Now that you have the client (called w2k12srv) you are going to monitor installed on the server, you need to return to your Raspberry Pi and create a new host definition and detail its related services. To do so, create another configuration file,
sudo nano w2k12srv_icinga.cfg
to which you add the configuration shown in Listing 2. Finally, you should edit resources.cfg and add the password you specified when installing NSClient++ on your Windows server:
Listing 2: Windows Server Configuration File
01 define host{
02 use windows-server ; Inherit default values from a template
03 host_name w2k12srv ; The name we're giving to this host
04 alias Windows Server 2012 ; A longer name associated with the host
05 address 192.168.7.52 ; IP address of the host
06 }
07 define service{
08 use generic-service
09 host_name w2k12srv
10 service_description Uptime
11 check_command check_nt!UPTIME
12 }
13 define service{
14 use generic-service
15 host_name w2k12srv
16 service_description CPU Load
17 check_command check_nt!CPULOAD!-l 5,80,90
18 }
19 define service{
20 use generic-service
21 host_name w2k12srv
22 service_description Memory Usage
23 check_command check_nt!MEMUSE!-w 80 -c 90
24 }
25 define service{
26 use generic-service
27 host_name w2k12srv
28 service_description C:\ Drive Space
29 check_command check_nt!USEDDISKSPACE!-l c -w 80 -c 90
30 }
31 define service{
32 use generic-service ; Inherit default values from a template
33 host_name w2k12srv
34 service_description HTTP
35 check_command check_http
36 }
$USER9$=averysecretpassword
Next, you have to make a small change to your /etc/nagios-plugins/config/nt.cfg file by changing the first three lines in the section that begins # 'check_nt' command definition to the lines shown in Listing 3.
Listing 3: Plugins Configuration File
01 # 'check_nt' command definition
02 define command {
03 command_name check_nt
04 command_line $USER1$/check_nt -H $HOSTADDRESS$ -p 12489 -s $USER9$ -v $ARG1$ $ARG2$
Now when you return to the Icinga web interface, your three nodes are up and running, with one service giving an error (Figure 6).

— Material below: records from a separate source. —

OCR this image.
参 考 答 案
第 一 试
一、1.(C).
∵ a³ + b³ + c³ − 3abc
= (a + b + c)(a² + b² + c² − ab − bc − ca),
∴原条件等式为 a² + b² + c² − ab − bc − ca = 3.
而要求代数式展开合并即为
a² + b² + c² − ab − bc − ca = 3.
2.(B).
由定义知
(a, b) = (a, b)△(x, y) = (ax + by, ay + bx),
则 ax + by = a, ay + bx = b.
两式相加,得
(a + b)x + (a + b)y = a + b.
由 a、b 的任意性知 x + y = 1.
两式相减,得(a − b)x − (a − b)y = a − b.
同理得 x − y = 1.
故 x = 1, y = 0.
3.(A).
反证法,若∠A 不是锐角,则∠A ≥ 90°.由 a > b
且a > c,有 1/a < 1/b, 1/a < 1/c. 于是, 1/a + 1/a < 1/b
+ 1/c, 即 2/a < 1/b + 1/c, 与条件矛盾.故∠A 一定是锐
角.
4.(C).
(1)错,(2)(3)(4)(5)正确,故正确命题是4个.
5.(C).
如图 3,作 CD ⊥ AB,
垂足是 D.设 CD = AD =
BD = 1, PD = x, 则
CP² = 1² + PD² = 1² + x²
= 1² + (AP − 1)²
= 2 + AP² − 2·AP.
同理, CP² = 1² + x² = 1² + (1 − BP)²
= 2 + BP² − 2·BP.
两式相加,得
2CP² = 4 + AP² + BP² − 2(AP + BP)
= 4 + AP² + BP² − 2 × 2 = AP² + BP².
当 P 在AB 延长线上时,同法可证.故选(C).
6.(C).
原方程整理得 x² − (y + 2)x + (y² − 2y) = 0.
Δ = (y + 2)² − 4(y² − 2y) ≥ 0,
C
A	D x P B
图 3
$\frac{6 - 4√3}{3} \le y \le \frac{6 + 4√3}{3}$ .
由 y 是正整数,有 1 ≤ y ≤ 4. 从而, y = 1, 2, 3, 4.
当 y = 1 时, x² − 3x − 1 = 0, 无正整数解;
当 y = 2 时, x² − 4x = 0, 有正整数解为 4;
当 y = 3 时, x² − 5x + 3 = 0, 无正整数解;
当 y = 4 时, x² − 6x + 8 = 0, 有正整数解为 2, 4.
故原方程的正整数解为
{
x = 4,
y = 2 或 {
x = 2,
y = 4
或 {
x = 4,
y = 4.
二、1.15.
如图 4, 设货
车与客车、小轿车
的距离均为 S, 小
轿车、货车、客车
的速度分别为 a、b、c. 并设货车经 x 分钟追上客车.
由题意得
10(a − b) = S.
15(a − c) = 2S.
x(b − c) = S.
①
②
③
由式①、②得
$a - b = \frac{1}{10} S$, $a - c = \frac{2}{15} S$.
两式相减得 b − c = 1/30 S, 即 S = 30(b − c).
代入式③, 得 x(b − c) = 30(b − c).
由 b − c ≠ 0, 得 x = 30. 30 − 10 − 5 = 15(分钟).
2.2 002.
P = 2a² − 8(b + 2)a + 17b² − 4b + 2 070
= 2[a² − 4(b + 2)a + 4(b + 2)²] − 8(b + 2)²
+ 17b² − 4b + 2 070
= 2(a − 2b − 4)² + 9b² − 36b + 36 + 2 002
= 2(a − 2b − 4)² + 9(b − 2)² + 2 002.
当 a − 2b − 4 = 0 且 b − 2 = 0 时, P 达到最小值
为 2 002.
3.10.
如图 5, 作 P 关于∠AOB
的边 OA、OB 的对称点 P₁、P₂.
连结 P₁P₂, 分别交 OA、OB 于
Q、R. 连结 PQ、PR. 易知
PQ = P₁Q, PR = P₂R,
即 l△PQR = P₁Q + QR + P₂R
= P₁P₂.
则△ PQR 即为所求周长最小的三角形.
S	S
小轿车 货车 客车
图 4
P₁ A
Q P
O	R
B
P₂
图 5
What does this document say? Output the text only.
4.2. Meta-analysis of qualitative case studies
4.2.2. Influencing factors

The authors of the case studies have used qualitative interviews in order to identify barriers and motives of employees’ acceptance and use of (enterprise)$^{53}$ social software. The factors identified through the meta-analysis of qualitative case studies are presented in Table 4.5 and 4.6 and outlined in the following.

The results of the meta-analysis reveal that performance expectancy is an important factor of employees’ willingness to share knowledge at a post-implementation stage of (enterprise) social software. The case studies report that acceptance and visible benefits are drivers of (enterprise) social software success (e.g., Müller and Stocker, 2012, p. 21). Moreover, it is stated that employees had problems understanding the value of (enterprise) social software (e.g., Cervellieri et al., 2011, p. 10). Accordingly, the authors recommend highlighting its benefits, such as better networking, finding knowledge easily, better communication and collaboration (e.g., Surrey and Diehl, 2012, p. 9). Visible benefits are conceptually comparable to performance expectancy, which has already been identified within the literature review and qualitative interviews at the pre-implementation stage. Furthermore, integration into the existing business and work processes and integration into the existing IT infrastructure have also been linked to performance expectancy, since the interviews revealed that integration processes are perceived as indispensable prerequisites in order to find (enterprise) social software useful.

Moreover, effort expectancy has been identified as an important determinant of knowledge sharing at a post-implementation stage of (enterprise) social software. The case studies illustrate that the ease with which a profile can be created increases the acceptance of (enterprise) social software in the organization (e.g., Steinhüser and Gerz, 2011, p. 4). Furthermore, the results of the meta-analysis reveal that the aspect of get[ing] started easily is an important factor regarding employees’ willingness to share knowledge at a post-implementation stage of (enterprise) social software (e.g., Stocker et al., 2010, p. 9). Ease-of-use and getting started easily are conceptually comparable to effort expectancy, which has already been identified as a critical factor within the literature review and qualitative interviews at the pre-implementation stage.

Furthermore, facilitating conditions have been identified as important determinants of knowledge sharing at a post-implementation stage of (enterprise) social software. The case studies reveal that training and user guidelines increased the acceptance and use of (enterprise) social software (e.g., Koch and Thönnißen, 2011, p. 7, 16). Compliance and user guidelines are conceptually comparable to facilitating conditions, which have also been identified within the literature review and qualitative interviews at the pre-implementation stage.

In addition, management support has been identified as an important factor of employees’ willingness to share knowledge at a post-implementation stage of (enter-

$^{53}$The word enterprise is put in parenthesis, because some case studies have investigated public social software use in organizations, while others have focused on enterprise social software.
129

Icinga is doing its job swimmingly. However, something is down. No worries, because this is a virtual test machine and not a mission-critical machine or service.
I hope this short exploration of Icinga on Raspberry Pi has been elucidating and fun. You have built a simple, inexpensive, feature-rich network monitor with the power of open technology. You really have no need to pay a bundle for a SaaS monitoring solution or big bulky server; you can build it yourself. My hope is that you will do more exploring [19] and find new and exciting uses for both Raspberry Pi and Icinga. Happy monitoring!